The City of God: Book 1: Chapter Thirty-One

Chapter 31

For, once rooted in those arrogant spirits, would that passion for rule check its career before it climbed the whole ladder of public office to dynastic power? But, it would not be possible for one to perpetuate himself in power were it not for the prevalence of illicit favoritism, nor would such favoritism have any chance to prevail except among a people corrupted by greed and lust. For, a greedy and lustful people is what issued from that degrading prosperity which the famous Nasica, with sure foresight, sought to avert when he opposed the annihilation of the vast, mighty, and rich enemy state. This he did that fear might hold in check sensuality, which, thus restrained, might not itself degenerate into debauchery; and, with debauchery curbed, an end might be made of avarice. If these vices were banished, Nasica rightly thought, virtue would flourish and grow to the profit of the State, and a measure of freedom befitting virtue would be an abiding reward.

It was for those very reasons and because of his farseeing patriotism that the same chief priest—I cannot repeat too often that he was unanimously acclaimed by the Senate of his time as the worthiest citizen—gave cold reception to the project of the Senate to build an amphitheatre, and in a very earnest, emphatic, and impressive speech repressed their enthusiasm for the scheme and convinced them that they should not suffer the licentious ways of the Greeks to contaminate the sturdier life of their country, or tolerate foreign depravity to undermine and enervate Roman character. He spoke with such force and effect that his words stirred the Senators’ foresight to action, and they henceforth forbade the laying out even of those movable seats which the public had already begun to use.

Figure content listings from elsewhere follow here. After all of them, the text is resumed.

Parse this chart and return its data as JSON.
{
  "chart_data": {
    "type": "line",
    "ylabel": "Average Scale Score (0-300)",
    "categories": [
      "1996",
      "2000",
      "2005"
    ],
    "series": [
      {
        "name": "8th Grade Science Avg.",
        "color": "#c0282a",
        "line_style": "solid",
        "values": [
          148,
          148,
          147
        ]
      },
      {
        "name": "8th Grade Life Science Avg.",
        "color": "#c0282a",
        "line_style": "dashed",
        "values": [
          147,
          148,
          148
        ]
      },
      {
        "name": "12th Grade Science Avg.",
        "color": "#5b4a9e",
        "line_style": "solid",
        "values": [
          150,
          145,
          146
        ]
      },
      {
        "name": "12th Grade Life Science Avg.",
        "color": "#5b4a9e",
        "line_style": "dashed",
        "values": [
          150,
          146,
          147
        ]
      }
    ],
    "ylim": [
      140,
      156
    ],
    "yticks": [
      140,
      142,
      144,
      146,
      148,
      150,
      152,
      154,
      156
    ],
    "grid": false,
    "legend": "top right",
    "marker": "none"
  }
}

With how much zeal would a man like Nasica have kept the stage plays themselves far from Rome, if he had dared defy the authority of those he regarded as gods. But, he either did not know that those deities were mischievous demons, or, if he did, he imagined that they should be propitiated rather than condemned. Not yet had that heaven-sent teaching been proclaimed to the nations, that teaching which purified the heart by faith, inspired human desire to seek eagerly for things heavenly and divine, and emancipated it from the domination of arrogant demons.

Augustine of Hippo, The City of God, Books I–VII, ed. Hermigild Dressler, The Fathers of the Church, (Washington, DC: The Catholic University of America Press, 1950), 8:68–69.